Alastair and his friends find different ways to avoid the police as they take their racing obsession to the roads.
There was a huge motor racing emphasis in my high school, which meant you were socially dead if you didn’t have a car. All teenage boys saved up by working after school, at the weekends, at Christmas time, and spent it all on buying cars.
Back then third-party insurance was included with the car tax, it was magic system. Most of our friends had cars or their parents had cars: we all borrowed our mothers’ cars and our fathers’ cars. We were only a one-car family, which was quite unusual because we were middle class and lots of other people had two cars. Everything was about cars: you couldn’t get a girl without one. You’d get the car to pick them up, take them somewhere, and bring them back again.
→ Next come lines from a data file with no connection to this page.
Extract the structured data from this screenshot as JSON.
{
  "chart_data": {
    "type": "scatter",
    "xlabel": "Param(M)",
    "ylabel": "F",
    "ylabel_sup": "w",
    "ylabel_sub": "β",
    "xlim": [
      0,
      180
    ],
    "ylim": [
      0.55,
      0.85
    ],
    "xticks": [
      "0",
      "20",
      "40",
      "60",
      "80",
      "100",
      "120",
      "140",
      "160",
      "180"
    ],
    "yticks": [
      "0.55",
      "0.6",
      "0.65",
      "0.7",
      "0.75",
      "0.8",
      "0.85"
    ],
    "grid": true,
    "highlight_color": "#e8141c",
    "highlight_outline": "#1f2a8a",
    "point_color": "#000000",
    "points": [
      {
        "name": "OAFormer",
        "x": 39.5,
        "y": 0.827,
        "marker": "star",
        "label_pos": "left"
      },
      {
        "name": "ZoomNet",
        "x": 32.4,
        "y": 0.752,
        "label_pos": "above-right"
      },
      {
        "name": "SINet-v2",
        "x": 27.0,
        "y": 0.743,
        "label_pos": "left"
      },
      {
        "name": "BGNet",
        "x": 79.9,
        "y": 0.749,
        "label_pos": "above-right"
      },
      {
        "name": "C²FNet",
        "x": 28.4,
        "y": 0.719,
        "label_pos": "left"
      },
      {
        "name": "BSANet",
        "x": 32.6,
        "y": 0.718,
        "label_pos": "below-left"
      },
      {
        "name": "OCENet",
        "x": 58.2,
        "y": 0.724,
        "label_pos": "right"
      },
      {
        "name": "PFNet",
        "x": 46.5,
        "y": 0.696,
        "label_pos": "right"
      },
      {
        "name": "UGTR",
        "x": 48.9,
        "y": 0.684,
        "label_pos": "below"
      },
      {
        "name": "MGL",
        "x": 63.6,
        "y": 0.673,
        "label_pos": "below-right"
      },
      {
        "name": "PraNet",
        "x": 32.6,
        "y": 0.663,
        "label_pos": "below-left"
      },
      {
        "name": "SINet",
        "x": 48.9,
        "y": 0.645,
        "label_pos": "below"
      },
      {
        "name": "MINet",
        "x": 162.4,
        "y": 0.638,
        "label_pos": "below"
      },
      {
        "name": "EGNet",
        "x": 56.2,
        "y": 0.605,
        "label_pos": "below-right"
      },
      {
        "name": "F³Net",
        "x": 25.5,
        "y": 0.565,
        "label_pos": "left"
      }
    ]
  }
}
We used to organise our own races. We would leave the town on a Friday night and find somewhere quiet, which wasn’t hard to do. The roads would just be square after square after square: the New Zealand pioneers had divided everything up like that. You could just park four cars to block-off the four corners of the grid and race around without scaring any locals. We used to literally line our parents and friends cars up and after '5,4,3,2,1' we’d race.
Eventually, inevitable, some farmer would get annoyed and ring the police. But the police weren’t very smart because they always used to come with the sirens on, like police always do, which means we could hear them coming for miles and all we had to do was stop racing and disperse. We’d pass them on the way back and wave gently to say hello and they’d arrive at the ‘track’ and we’d be gone. They never had the subtlety to turn up without their sirens on.
We used to know the local traffic cops and they knew us and they knew our cars and our techniques for beating them. The rear passenger had to look out the back window all the time to watch for police cars. We were chased by the police almost every weekend.
We were always learning how to evade them. The simplest thing to do was to go around a corner, slam the breaks on to a halt, park, and lie on the floor: the police would always fly straight past.